Balkans struggles with growing backlog of migrants
The Balkans faced a growing backlog of migrants on Monday, thousands building up on cold, wet borders after the closure of Hungary’s southern frontier diverted them to Slovenia.
In desperate scenes, several thousand people, many of them Syrians fleeing war, spent the night on the muddy ground of no-man’s land between Serbia and European Union-member Croatia. "Open the gate, open the gate!" they chanted, held back by lines of Croatian police.
In Croatia, about 1,800 people were halted on a train short of the Slovenian border, where Slovenian police barred access with an improvised fence. They disembarked and walked along the tracks, wrapped in raincoats or plastic sheeting against the rain. Around 150, mainly families with children, were allowed to cross the frontier, the rest spent the night in the open, warming themselves around open fires.
After Hungary closed its border with Croatia to migrants on Friday, the unrelenting flow — en-route to Austria and Germany, the favoured destination — has been diverted to Slovenia.

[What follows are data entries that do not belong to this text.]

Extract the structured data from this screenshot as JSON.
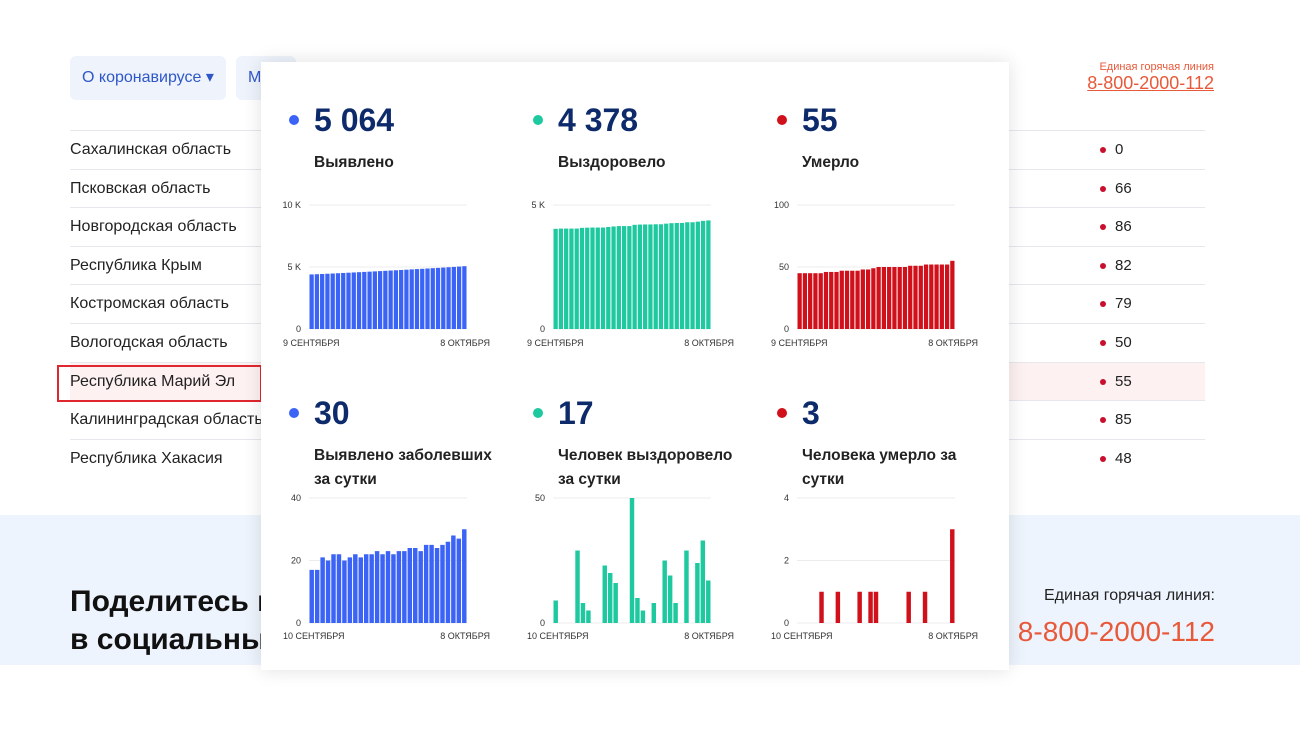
{
  "header": {
    "nav": [
      "О коронавирусе ▾",
      "М"
    ],
    "hotline_label": "Единая горячая линия",
    "hotline_phone": "8-800-2000-112"
  },
  "table": {
    "rows": [
      [
        "Сахалинская область",
        0
      ],
      [
        "Псковская область",
        66
      ],
      [
        "Новгородская область",
        86
      ],
      [
        "Республика Крым",
        82
      ],
      [
        "Костромская область",
        79
      ],
      [
        "Вологодская область",
        50
      ],
      [
        "Республика Марий Эл",
        55
      ],
      [
        "Калининградская область",
        85
      ],
      [
        "Республика Хакасия",
        48
      ]
    ]
  },
  "footer": {
    "share_title": [
      "Поделитесь новостью",
      "в социальных сетях"
    ],
    "hotline_label": "Единая горячая линия:",
    "hotline_phone": "8-800-2000-112"
  },
  "chart_data": [
    {
      "type": "bar",
      "headline": "5 064",
      "title": "Выявлено",
      "color": "#3b63f5",
      "categories": [
        "9 СЕНТЯБРЯ",
        null,
        null,
        null,
        null,
        null,
        null,
        null,
        null,
        null,
        null,
        null,
        null,
        null,
        null,
        null,
        null,
        null,
        null,
        null,
        null,
        null,
        null,
        null,
        null,
        null,
        null,
        null,
        null,
        "8 ОКТЯБРЯ"
      ],
      "values": [
        4400,
        4417,
        4434,
        4455,
        4475,
        4497,
        4519,
        4539,
        4560,
        4582,
        4603,
        4625,
        4647,
        4670,
        4692,
        4715,
        4737,
        4760,
        4783,
        4807,
        4831,
        4854,
        4879,
        4904,
        4928,
        4953,
        4979,
        5007,
        5034,
        5064
      ],
      "ylim": [
        0,
        10000
      ],
      "yticks": [
        0,
        {
          "value": 5000,
          "label": "5 K"
        },
        {
          "value": 10000,
          "label": "10 K"
        }
      ],
      "grid": true
    },
    {
      "type": "bar",
      "headline": "4 378",
      "title": "Выздоровело",
      "color": "#1ec9a0",
      "categories": [
        "9 СЕНТЯБРЯ",
        null,
        null,
        null,
        null,
        null,
        null,
        null,
        null,
        null,
        null,
        null,
        null,
        null,
        null,
        null,
        null,
        null,
        null,
        null,
        null,
        null,
        null,
        null,
        null,
        null,
        null,
        null,
        null,
        "8 ОКТЯБРЯ"
      ],
      "values": [
        4040,
        4049,
        4049,
        4049,
        4049,
        4078,
        4086,
        4091,
        4091,
        4091,
        4114,
        4134,
        4150,
        4150,
        4150,
        4200,
        4210,
        4215,
        4215,
        4223,
        4223,
        4248,
        4267,
        4275,
        4275,
        4304,
        4304,
        4328,
        4361,
        4378
      ],
      "ylim": [
        0,
        5000
      ],
      "yticks": [
        0,
        {
          "value": 5000,
          "label": "5 K"
        }
      ],
      "grid": true
    },
    {
      "type": "bar",
      "headline": "55",
      "title": "Умерло",
      "color": "#d0111b",
      "categories": [
        "9 СЕНТЯБРЯ",
        null,
        null,
        null,
        null,
        null,
        null,
        null,
        null,
        null,
        null,
        null,
        null,
        null,
        null,
        null,
        null,
        null,
        null,
        null,
        null,
        null,
        null,
        null,
        null,
        null,
        null,
        null,
        null,
        "8 ОКТЯБРЯ"
      ],
      "values": [
        45,
        45,
        45,
        45,
        45,
        46,
        46,
        46,
        47,
        47,
        47,
        47,
        48,
        48,
        49,
        50,
        50,
        50,
        50,
        50,
        50,
        51,
        51,
        51,
        52,
        52,
        52,
        52,
        52,
        55
      ],
      "ylim": [
        0,
        100
      ],
      "yticks": [
        0,
        50,
        100
      ],
      "grid": true
    },
    {
      "type": "bar",
      "headline": "30",
      "title": "Выявлено заболевших за сутки",
      "color": "#3b63f5",
      "categories": [
        "10 СЕНТЯБРЯ",
        null,
        null,
        null,
        null,
        null,
        null,
        null,
        null,
        null,
        null,
        null,
        null,
        null,
        null,
        null,
        null,
        null,
        null,
        null,
        null,
        null,
        null,
        null,
        null,
        null,
        null,
        null,
        "8 ОКТЯБРЯ"
      ],
      "values": [
        17,
        17,
        21,
        20,
        22,
        22,
        20,
        21,
        22,
        21,
        22,
        22,
        23,
        22,
        23,
        22,
        23,
        23,
        24,
        24,
        23,
        25,
        25,
        24,
        25,
        26,
        28,
        27,
        30
      ],
      "ylim": [
        0,
        40
      ],
      "yticks": [
        0,
        20,
        40
      ],
      "grid": true
    },
    {
      "type": "bar",
      "headline": "17",
      "title": "Человек выздоровело за сутки",
      "color": "#1ec9a0",
      "categories": [
        "10 СЕНТЯБРЯ",
        null,
        null,
        null,
        null,
        null,
        null,
        null,
        null,
        null,
        null,
        null,
        null,
        null,
        null,
        null,
        null,
        null,
        null,
        null,
        null,
        null,
        null,
        null,
        null,
        null,
        null,
        null,
        "8 ОКТЯБРЯ"
      ],
      "values": [
        9,
        0,
        0,
        0,
        29,
        8,
        5,
        0,
        0,
        23,
        20,
        16,
        0,
        0,
        50,
        10,
        5,
        0,
        8,
        0,
        25,
        19,
        8,
        0,
        29,
        0,
        24,
        33,
        17
      ],
      "ylim": [
        0,
        50
      ],
      "yticks": [
        0,
        50
      ],
      "grid": true
    },
    {
      "type": "bar",
      "headline": "3",
      "title": "Человека умерло за сутки",
      "color": "#d0111b",
      "categories": [
        "10 СЕНТЯБРЯ",
        null,
        null,
        null,
        null,
        null,
        null,
        null,
        null,
        null,
        null,
        null,
        null,
        null,
        null,
        null,
        null,
        null,
        null,
        null,
        null,
        null,
        null,
        null,
        null,
        null,
        null,
        null,
        "8 ОКТЯБРЯ"
      ],
      "values": [
        0,
        0,
        0,
        0,
        1,
        0,
        0,
        1,
        0,
        0,
        0,
        1,
        0,
        1,
        1,
        0,
        0,
        0,
        0,
        0,
        1,
        0,
        0,
        1,
        0,
        0,
        0,
        0,
        3
      ],
      "ylim": [
        0,
        4
      ],
      "yticks": [
        0,
        2,
        4
      ],
      "grid": true
    }
  ]
}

But Slovenia, a country of two million people, has imposed a daily limit of around 2,500, saying it will only take in as many as can exit into Austria, forcing Croatia too to ration entry from Serbia with its own refugee camps full to capacity.
Upwards of 5,000 people are flowing across Balkan borders daily, from Greece into Macedonia and Serbia, both poor former Yugoslav republics with barely the capacity to cope.
"We don’t have any more raincoats," said Dr Ramiz Momeni, director of the UK-based Humanitas Charity, helping out on the Serbia-Croatia border.
"There’s a bottleneck of people that can’t get anywhere so they have to stay here in the rain. Some of these people have been here under sheets for 12 hours. Of course, they’re going to get sick."
Slovenia said Austria was accepting a maximum of 1,500, far fewer than were previously entering from Hungary, but a spokesman for the Austrian Interior Ministry denied Vienna had set any limit.
"People were fighting last night for a tent; we were sitting under blankets and we are now wet and cold," said an Iraqi man called Idris, waiting in the rain to enter Croatia from Serbia.
The arrival of hundreds of thousands of refugees this year to Europe’s shores, fleeing war and poverty in the Middle East, Africa and Asia by boat across the Mediterranean and Aegean, has exposed deep divisions in the EU.
Hungary’s right-wing government says the mainly Muslim migrants pose a threat to Europe’s prosperity, security and "Christian values", and has sealed its borders with Serbia and Croatia with a steel fence and new laws that rights groups say deny refugees their right to seek protection.
The EU has agreed a plan, resisted by Hungary and several other ex-Communist members of the bloc, to share out 120,000 refugees among its members. It is also courting Turkey with the promise of money, easier EU travel for Turks and "re-energised" accession talks if Ankara tries to stem the flow of migrants across its territory.